Generalized Estimating Equations (GEE)

GEE handles regression for correlated/clustered data — longitudinal studies, repeated measures, or clustered designs where observations within a subject/cluster are not independent.


Step 1 — Provide your data

Each row is one observation:

  • Subject ID — cluster identifier
  • Time Point — when observed
  • Outcome — dependent variable
  • Covariates — independent variables

Supports Excel Import, Sample Data Generator, and Manual Entry.


Step 2 — Configure the model

Outcome family:

Family Use when
Gaussian Continuous outcomes
Binomial Binary outcomes (0/1)
Poisson Count outcomes

Link function:

Link Typical pairing
Identity Gaussian
Logit Binomial
Log Poisson

Working correlation structure:

Structure Assumption
Independence No within-cluster correlation
Exchangeable Uniform correlation (0.3)
AR(1) Decay with time distance (0.5^k)
Unstructured All pairwise estimated

Step 3 — Results

  • Coefficients table — Estimate, SE, Z-value, p-value, 95% CI per variable
  • Working Correlation Matrix
  • Model fit — Quasi-likelihood, AIC, BIC
  • Convergence status — converged, iterations, final tolerance
  • Model summary — subjects, observations, time points, family/link/correlation
  • Interpretation — adaptive plain-language summary

A UniversalChatBot is available for discussion.


Statistical methods used

Model

g(E[Y_ij]) = beta0 + beta_time * t_ij + sum(beta_k * X_ijk)

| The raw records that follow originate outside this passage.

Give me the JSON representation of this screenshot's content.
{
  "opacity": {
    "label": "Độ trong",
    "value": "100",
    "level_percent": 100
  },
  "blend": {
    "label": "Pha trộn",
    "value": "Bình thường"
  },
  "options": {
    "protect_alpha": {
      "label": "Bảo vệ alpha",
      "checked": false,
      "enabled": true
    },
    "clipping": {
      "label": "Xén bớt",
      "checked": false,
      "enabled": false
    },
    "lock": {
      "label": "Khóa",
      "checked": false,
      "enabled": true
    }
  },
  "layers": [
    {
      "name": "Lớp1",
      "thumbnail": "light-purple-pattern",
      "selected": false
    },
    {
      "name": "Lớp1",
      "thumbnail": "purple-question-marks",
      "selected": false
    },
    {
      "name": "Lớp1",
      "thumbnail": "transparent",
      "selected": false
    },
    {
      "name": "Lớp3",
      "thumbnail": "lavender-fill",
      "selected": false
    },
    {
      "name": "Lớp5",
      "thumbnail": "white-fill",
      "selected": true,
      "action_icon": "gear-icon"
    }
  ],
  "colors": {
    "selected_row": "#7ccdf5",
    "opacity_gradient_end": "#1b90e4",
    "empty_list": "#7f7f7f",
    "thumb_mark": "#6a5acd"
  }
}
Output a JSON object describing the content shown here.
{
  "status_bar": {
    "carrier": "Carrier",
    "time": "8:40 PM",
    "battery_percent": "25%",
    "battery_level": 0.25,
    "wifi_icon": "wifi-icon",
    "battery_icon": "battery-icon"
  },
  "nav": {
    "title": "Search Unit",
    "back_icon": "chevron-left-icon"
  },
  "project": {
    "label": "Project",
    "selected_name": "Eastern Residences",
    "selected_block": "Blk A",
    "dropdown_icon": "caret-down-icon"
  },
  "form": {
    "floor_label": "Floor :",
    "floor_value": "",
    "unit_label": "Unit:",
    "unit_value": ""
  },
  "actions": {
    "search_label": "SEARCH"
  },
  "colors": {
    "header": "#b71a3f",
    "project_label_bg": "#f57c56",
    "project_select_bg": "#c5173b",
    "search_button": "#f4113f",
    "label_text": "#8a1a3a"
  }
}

Estimation — Iterative least squares, max 20 iterations.

Standard errors — Conservative estimates accounting for within-cluster correlation.

Confidence intervals and p-values (Wald)

95% CI: beta +/- 1.96 * SE, Z = beta / SE, p = 2*(1 - Phi(|Z|))

Quasi-likelihood

Family Formula
Gaussian -0.5 * sum((y - mu)^2)
Binomial sum(y*log(mu) + (1-y)*log(1-mu))
Poisson sum(y*log(mu) - mu)

Key property: GEE produces consistent population-average estimates even when the working correlation structure is misspecified.